My Goat. My Weak One. My Chicken. As reported by a New York Times article, these demeaning names are just a few of the many used by Afghan men when referring to their wives in public.

 A social media campaign pioneered by young women has been causing a social stir around the world, particularly in Afghanistan. The campaign, using the hashtag #WhereIsMyName, is meant to challenge the Afghan custom of never using a married woman’s name in public.

Traditionally, the sharing of one’s wife or mother’s name in public is a great offense to her honor. In the cases where women are not accompanied by a male, either a husband, brother or son, they are simply referred to as “Aunt.”

The goal of the campaign is to “challenge women to reclaim their most basic identity,” according to the New York Times. To do this, activists and supporters of the campaign make efforts to uproot the ancient taboos that stop men from sharing women’s names in public.

Member of the Herat provincial council Somaia Ramish said she believed that women have been systematically erased throughout history and “reduced to their relations with men.”

“The child comes out of the mother’s womb, but in no document relating to the child – from infancy to old age – does the mother’s name get registered,” Ramish said. “The interesting thing, however, is that the mother then, out of habit and tradition, becomes identified by the child.
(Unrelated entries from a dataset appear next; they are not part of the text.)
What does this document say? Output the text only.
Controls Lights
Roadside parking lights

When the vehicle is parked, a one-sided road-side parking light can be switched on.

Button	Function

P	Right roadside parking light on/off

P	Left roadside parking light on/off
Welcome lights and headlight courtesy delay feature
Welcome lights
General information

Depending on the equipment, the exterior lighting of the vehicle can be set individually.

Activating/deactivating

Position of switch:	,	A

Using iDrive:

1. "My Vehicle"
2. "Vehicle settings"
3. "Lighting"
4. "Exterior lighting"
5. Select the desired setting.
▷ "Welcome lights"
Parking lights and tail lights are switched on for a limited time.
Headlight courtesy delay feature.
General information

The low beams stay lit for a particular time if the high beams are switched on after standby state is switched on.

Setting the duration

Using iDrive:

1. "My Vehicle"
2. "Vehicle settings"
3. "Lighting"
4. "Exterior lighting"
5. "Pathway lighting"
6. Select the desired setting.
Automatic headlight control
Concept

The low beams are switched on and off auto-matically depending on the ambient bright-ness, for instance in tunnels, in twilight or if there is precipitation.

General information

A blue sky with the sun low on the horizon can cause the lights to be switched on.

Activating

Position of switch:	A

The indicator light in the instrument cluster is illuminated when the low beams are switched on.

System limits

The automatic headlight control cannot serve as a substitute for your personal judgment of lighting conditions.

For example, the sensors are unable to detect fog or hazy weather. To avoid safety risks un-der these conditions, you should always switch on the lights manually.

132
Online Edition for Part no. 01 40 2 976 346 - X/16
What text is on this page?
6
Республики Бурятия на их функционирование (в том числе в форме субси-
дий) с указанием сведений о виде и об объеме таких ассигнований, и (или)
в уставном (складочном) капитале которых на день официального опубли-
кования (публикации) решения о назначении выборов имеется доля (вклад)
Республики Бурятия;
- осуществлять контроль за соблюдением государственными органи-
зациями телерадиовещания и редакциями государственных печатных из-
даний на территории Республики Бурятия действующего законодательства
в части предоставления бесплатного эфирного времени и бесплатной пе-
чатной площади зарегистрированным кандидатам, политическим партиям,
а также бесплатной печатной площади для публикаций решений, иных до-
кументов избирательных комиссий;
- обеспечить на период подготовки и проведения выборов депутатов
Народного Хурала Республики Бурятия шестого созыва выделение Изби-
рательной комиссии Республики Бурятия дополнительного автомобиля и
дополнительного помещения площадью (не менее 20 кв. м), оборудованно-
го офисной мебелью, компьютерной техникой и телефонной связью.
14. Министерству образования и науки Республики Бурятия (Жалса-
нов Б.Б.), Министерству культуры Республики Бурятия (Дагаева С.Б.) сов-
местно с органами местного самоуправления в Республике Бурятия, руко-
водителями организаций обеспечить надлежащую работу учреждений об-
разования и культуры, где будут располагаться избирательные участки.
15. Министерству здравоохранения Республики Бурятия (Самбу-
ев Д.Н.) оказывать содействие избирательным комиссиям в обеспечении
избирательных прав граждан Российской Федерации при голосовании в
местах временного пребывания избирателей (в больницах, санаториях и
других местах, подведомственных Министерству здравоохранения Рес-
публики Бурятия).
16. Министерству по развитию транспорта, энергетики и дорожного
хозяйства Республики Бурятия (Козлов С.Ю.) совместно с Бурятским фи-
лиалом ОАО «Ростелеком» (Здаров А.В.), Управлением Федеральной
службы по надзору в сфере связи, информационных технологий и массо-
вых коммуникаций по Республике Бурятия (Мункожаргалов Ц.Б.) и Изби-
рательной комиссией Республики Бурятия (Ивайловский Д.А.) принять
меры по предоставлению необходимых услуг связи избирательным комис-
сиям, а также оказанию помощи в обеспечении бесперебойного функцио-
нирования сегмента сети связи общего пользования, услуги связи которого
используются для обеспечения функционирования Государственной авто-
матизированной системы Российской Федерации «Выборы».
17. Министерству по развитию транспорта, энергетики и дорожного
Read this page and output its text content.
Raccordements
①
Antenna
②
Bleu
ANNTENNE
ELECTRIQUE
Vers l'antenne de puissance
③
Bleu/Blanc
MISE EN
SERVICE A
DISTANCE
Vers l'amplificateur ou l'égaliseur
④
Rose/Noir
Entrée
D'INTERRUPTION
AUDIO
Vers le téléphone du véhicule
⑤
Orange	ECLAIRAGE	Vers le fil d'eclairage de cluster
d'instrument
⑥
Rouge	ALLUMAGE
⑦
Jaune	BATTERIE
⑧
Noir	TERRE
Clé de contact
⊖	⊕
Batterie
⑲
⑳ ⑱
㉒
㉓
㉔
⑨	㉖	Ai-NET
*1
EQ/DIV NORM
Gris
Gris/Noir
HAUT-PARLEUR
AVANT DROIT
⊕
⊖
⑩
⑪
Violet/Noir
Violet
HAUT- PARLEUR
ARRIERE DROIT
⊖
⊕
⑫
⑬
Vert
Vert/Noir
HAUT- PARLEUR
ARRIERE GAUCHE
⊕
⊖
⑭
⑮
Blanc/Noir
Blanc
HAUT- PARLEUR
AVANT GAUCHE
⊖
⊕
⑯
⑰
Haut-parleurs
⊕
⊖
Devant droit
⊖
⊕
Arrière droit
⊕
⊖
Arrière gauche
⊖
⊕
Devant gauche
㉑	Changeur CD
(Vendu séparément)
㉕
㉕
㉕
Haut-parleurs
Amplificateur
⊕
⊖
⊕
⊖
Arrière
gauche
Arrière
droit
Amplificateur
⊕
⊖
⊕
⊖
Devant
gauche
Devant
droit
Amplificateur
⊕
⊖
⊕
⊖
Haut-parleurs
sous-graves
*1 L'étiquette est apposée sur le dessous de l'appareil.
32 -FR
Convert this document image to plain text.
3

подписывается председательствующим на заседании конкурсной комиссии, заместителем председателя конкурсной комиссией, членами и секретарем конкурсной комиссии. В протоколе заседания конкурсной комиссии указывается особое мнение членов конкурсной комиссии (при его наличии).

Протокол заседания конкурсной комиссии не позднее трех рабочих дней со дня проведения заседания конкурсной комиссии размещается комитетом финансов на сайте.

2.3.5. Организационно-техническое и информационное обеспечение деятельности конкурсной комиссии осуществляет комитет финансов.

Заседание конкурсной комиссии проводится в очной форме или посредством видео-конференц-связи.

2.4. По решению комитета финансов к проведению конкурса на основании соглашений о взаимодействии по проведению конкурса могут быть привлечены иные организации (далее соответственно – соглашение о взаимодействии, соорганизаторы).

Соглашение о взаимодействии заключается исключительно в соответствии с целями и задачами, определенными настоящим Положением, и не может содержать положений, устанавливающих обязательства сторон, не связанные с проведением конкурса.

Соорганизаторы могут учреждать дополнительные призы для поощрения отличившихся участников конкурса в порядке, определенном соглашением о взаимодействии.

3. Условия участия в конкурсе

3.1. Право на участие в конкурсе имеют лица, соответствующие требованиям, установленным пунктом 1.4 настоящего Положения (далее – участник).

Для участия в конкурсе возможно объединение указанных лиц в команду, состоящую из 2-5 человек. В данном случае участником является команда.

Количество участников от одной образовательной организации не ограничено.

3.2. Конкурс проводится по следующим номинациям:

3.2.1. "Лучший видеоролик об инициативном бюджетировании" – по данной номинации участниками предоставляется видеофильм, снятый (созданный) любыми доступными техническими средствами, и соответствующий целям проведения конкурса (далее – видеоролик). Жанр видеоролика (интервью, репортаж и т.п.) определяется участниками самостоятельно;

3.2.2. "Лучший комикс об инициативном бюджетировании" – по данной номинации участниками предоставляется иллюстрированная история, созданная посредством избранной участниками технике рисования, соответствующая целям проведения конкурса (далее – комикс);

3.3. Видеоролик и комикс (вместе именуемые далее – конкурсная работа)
The woman whose name has no place in laws all of a sudden becomes ‘the mother of Ahmad’ or ‘the mother of Mahmoud.’”

The campaign, which started small as a social media effort, has grown to gain the attention of major media platforms. It has sparked a discussion that reached from its origin in the west Herat Province to different parts of the world.

To continue to grow the effort, activists challenged celebrities and government officials to “share the names of their wives and mothers.”

And recently, the campaign’s efforts to reach Afghanistan’s major political figures have succeeded. Artists, senior government officials, and members of the Afghan Parliament have been publicly declaring their support by sharing the names of their female family members.

Despite the rise in the campaign’s popularity, many Afghan men still believe that the sharing of these names goes against a centuries-old tradition, and that the new practice is both dishonoring “sacred customs” and their “wives and mothers.”

Supporter Bahar Sohaili told the New York Times that “she hoped men would look inward and consider why it was taboo to write a woman’s name, even in a doctor’s prescription.”

“This is just a spark,” she said, “the posing of a question mostly to the Afghan women about why their identity is denied.”

Today, the campaign continues to grow, and in its goal to get women to question their right to a name, it is succeeding.